I was recommended Margaret Yorke by a colleague who thought this would be an excellent author to add to my pile of crime fiction; I’m ashamed to say the 1993 winner of the CWA Golden Handcuff Award, for the most popular crime writer had passed me by.
A Small Deceit was first published in 1991 although the story it tells is set firmly in 1990. The first thing I noticed is how small the book seems, back in the early 90’s some paperbacks could still fit in a reasonably sized coat pocket although the size of the print has decreased to match resulting in a tidy 200 page book.
At the centre of our plot is William Adams a cold-hearted killer who sentenced for rape and assault has just been released from prison. He changes his name but when visiting a rural guest house he meets someone from the past who is not who he says he is. ‘From a small deceit, great crimes can grow…’

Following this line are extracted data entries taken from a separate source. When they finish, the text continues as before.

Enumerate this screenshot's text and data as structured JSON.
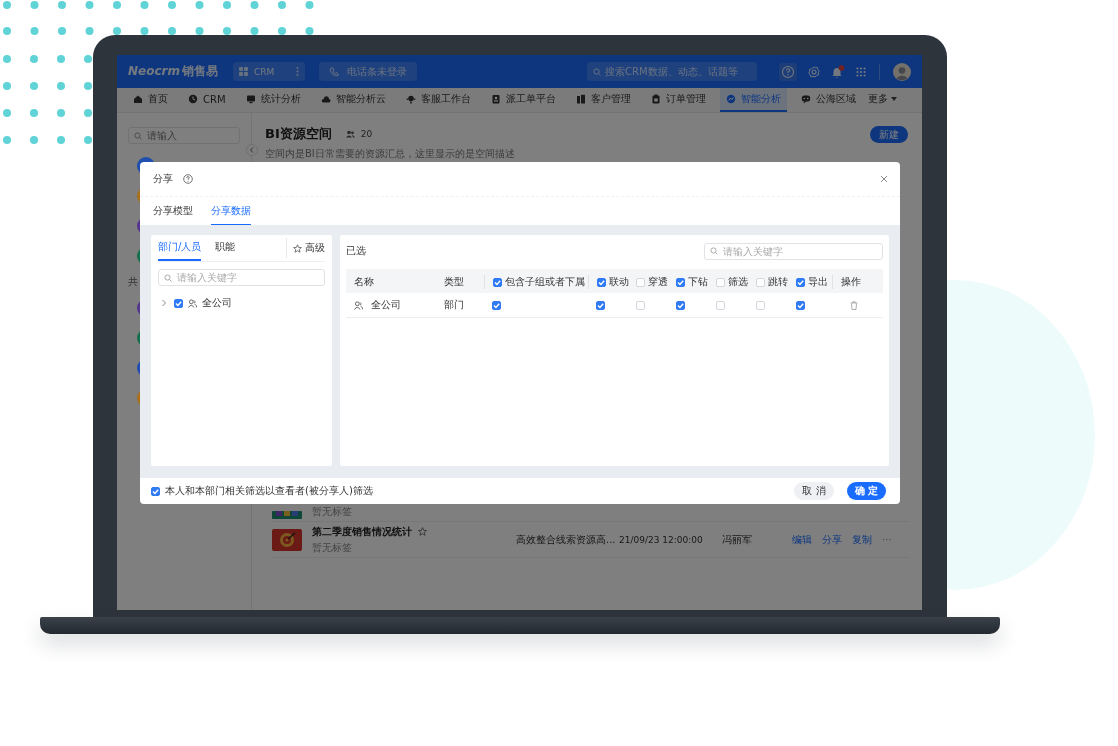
{
  "app_bar": {
    "logo": "Neocrm",
    "logo_suffix": "销售易",
    "app_switcher": "CRM",
    "phone_status": "电话条未登录",
    "search_placeholder": "搜索CRM数据、动态、话题等"
  },
  "nav": [
    {
      "label": "首页",
      "selected": false
    },
    {
      "label": "CRM",
      "selected": false
    },
    {
      "label": "统计分析",
      "selected": false
    },
    {
      "label": "智能分析云",
      "selected": false
    },
    {
      "label": "客服工作台",
      "selected": false
    },
    {
      "label": "派工单平台",
      "selected": false
    },
    {
      "label": "客户管理",
      "selected": false
    },
    {
      "label": "订单管理",
      "selected": false
    },
    {
      "label": "智能分析",
      "selected": true
    },
    {
      "label": "公海区域",
      "selected": false
    }
  ],
  "nav_more": "更多",
  "sidebar": {
    "search_placeholder": "请输入",
    "section_label": "共",
    "avatars_top": [
      {
        "color": "#1f4fae"
      },
      {
        "color": "#a8701a"
      },
      {
        "color": "#56358f"
      },
      {
        "color": "#13704a"
      }
    ],
    "avatars_bottom": [
      {
        "color": "#56358f"
      },
      {
        "color": "#13704a"
      },
      {
        "color": "#1f4fae"
      },
      {
        "color": "#a8701a"
      }
    ]
  },
  "space": {
    "title": "BI资源空间",
    "members": "20",
    "description": "空间内是BI日常需要的资源汇总，这里显示的是空间描述",
    "new_button": "新建"
  },
  "list_rows": [
    {
      "tag": "暂无标签"
    },
    {
      "title": "第二季度销售情况统计",
      "tag": "暂无标签",
      "description": "高效整合线索资源高...",
      "time": "21/09/23 12:00:00",
      "owner": "冯丽军",
      "actions": [
        "编辑",
        "分享",
        "复制"
      ],
      "more": "···"
    }
  ],
  "modal": {
    "title": "分享",
    "tabs": [
      {
        "label": "分享模型",
        "selected": false
      },
      {
        "label": "分享数据",
        "selected": true
      }
    ],
    "left": {
      "tabs": [
        {
          "label": "部门/人员",
          "selected": true
        },
        {
          "label": "职能",
          "selected": false
        }
      ],
      "advanced": "高级",
      "search_placeholder": "请输入关键字",
      "tree": [
        {
          "label": "全公司",
          "checked": true,
          "expanded": false
        }
      ]
    },
    "right": {
      "title": "已选",
      "search_placeholder": "请输入关键字",
      "columns": [
        {
          "kind": "text",
          "label": "名称"
        },
        {
          "kind": "text",
          "label": "类型"
        },
        {
          "kind": "check",
          "label": "包含子组或者下属",
          "checked": true
        },
        {
          "kind": "check",
          "label": "联动",
          "checked": true
        },
        {
          "kind": "check",
          "label": "穿透",
          "checked": false
        },
        {
          "kind": "check",
          "label": "下钻",
          "checked": true
        },
        {
          "kind": "check",
          "label": "筛选",
          "checked": false
        },
        {
          "kind": "check",
          "label": "跳转",
          "checked": false
        },
        {
          "kind": "check",
          "label": "导出",
          "checked": true
        },
        {
          "kind": "action",
          "label": "操作"
        }
      ],
      "rows": [
        {
          "name": "全公司",
          "type": "部门",
          "permissions": [
            true,
            true,
            false,
            true,
            false,
            false,
            true
          ]
        }
      ]
    },
    "footer": {
      "checkbox_label": "本人和本部门相关筛选以查看者(被分享人)筛选",
      "checked": true,
      "buttons": [
        {
          "label": "取 消",
          "kind": "secondary"
        },
        {
          "label": "确 定",
          "kind": "primary"
        }
      ]
    }
  }
}
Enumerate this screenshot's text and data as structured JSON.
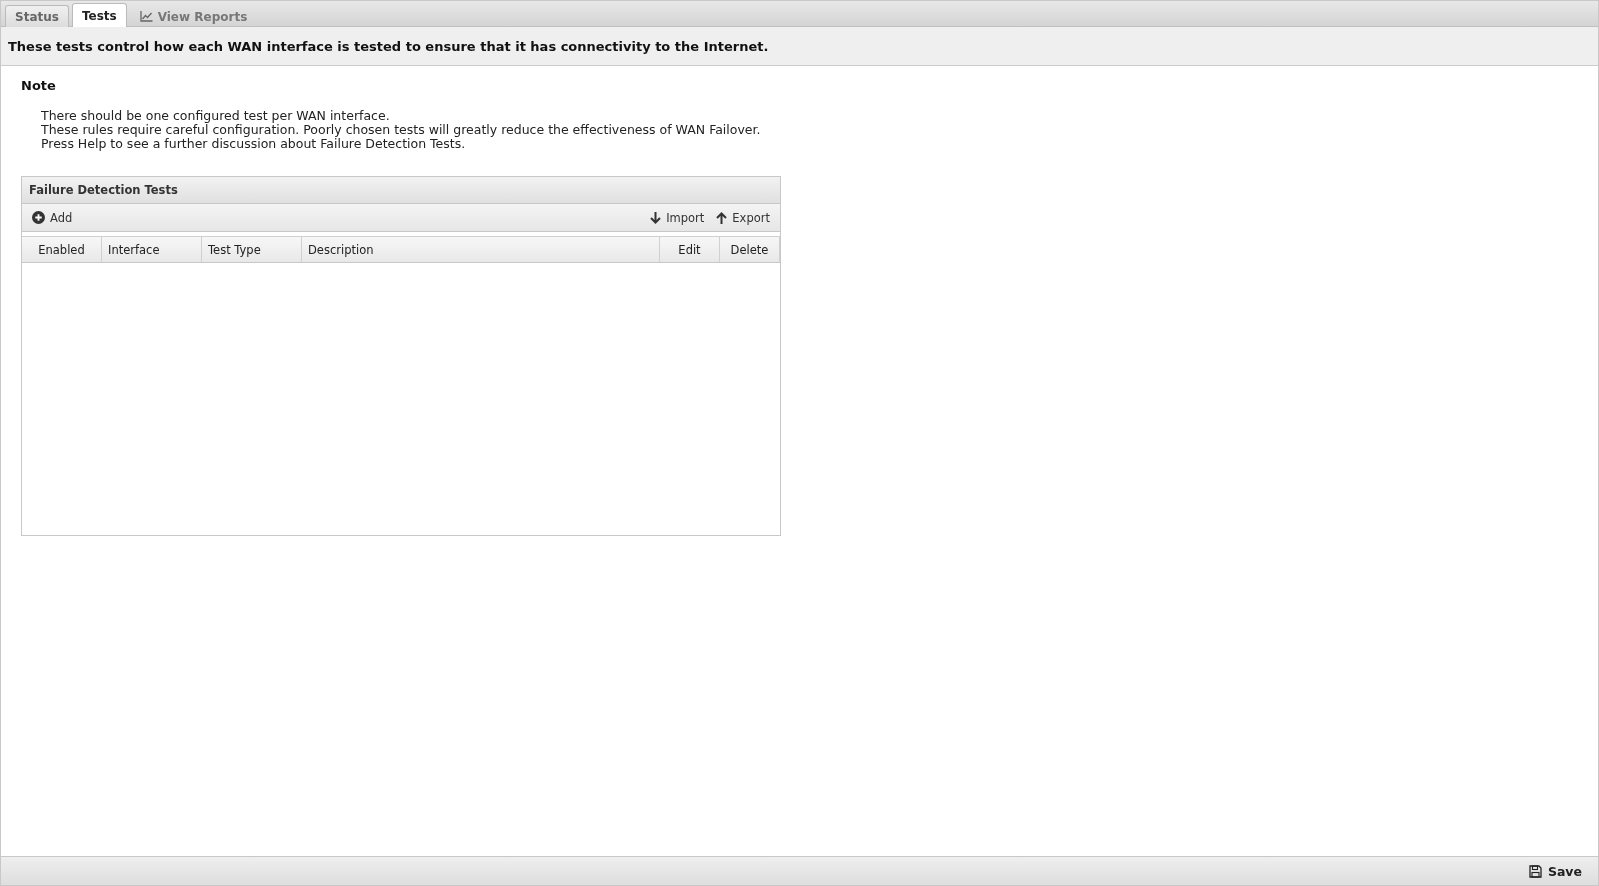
{
  "tabs": [
    {
      "label": "Status",
      "kind": "plain",
      "selected": false
    },
    {
      "label": "Tests",
      "kind": "plain",
      "selected": true
    },
    {
      "label": "View Reports",
      "kind": "chart",
      "selected": false
    }
  ],
  "intro": "These tests control how each WAN interface is tested to ensure that it has connectivity to the Internet.",
  "note": {
    "title": "Note",
    "lines": [
      "There should be one configured test per WAN interface.",
      "These rules require careful configuration. Poorly chosen tests will greatly reduce the effectiveness of WAN Failover.",
      "Press Help to see a further discussion about Failure Detection Tests."
    ]
  },
  "panel": {
    "title": "Failure Detection Tests",
    "toolbar": [
      {
        "label": "Add",
        "kind": "add"
      },
      {
        "label": "Import",
        "kind": "import"
      },
      {
        "label": "Export",
        "kind": "export"
      }
    ],
    "columns": [
      "Enabled",
      "Interface",
      "Test Type",
      "Description",
      "Edit",
      "Delete"
    ]
  },
  "footer": {
    "save": "Save"
  }
}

This book flits backwards and forwards building up the characters of both William and Judge Colin Drew, his wife Felicity and grown-up son Tim. Felicity is bored with the routine of her life so she has taken up buying and selling small antiques as a hobby, all this is kept secret from the judge who has kept her well but holds the school of thought that women are to be kept in the home and not encouraged to spread their wings but Felicity needs more than a twice-monthly visit from her pompous son and daughter-in-law to keep her spirits up. As befits her standing in the community Felicity has the faithful Mrs Hunter to help out with the house. This book gives a fascinating peek behind the window-dressing where all in the household is not well.

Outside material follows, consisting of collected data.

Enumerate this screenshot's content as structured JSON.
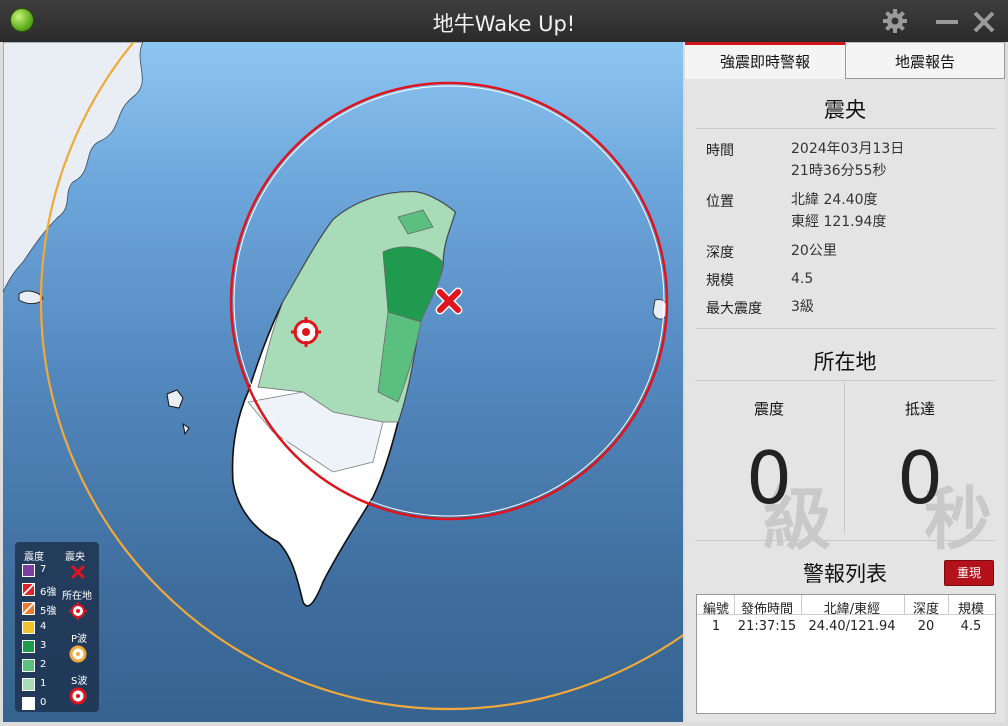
{
  "window": {
    "title": "地牛Wake Up!"
  },
  "tabs": [
    {
      "label": "強震即時警報"
    },
    {
      "label": "地震報告"
    }
  ],
  "epicenter": {
    "title": "震央",
    "time_label": "時間",
    "time_date": "2024年03月13日",
    "time_clock": "21時36分55秒",
    "pos_label": "位置",
    "lat": "北緯 24.40度",
    "lon": "東經 121.94度",
    "depth_label": "深度",
    "depth": "20公里",
    "mag_label": "規模",
    "mag": "4.5",
    "maxint_label": "最大震度",
    "maxint": "3級"
  },
  "location": {
    "title": "所在地",
    "intensity_label": "震度",
    "intensity": "0",
    "intensity_unit": "級",
    "arrival_label": "抵達",
    "arrival": "0",
    "arrival_unit": "秒"
  },
  "alerts": {
    "title": "警報列表",
    "replay_label": "重現",
    "headers": [
      "編號",
      "發佈時間",
      "北緯/東經",
      "深度",
      "規模"
    ],
    "rows": [
      [
        "1",
        "21:37:15",
        "24.40/121.94",
        "20",
        "4.5"
      ]
    ]
  },
  "legend": {
    "intensity_header": "震度",
    "epicenter_header": "震央",
    "location_label": "所在地",
    "pwave_label": "P波",
    "swave_label": "S波",
    "levels": [
      {
        "label": "7",
        "color": "#7b3fa0"
      },
      {
        "label": "6強",
        "color": "#e0232a"
      },
      {
        "label": "5強",
        "color": "#f07a2c"
      },
      {
        "label": "4",
        "color": "#f3c12e"
      },
      {
        "label": "3",
        "color": "#1f9a4e"
      },
      {
        "label": "2",
        "color": "#5bbf7f"
      },
      {
        "label": "1",
        "color": "#a8dcb8"
      },
      {
        "label": "0",
        "color": "#ffffff"
      }
    ]
  },
  "colors": {
    "accent": "#d2161c",
    "swave": "#e0141c",
    "pwave": "#f0a93a"
  }
}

To the mix of characters we meet June a doctor’s widow who has transformed her home into a welcoming guest house where weary travellers or visitors to the area can rest-up and enjoy a good breakfast.
I found this to be a masterpiece of a crime novel, only slightly marred by too many soliloquies on the rehabilitation of prisoners. The characters really are key to this type of crime novel which keeps its bodies mainly out of sight. The plot tension was carefully tightened as the feeling of menace emanates from our known killer grows page by page.
I’m glad I found this little book particularly as one of the characters is a staunch monarchist and so it was also a snapshot in time of the year before the Queen stated; ‘1992 is not a year on which I shall look back with undiluted pleasure. In the words of one of my more sympathetic correspondents, it has turned out to be an ‘Annus Horribilis.’ So within the pages of A Small Deceit our character was still able to revere a monarchy free from scandal.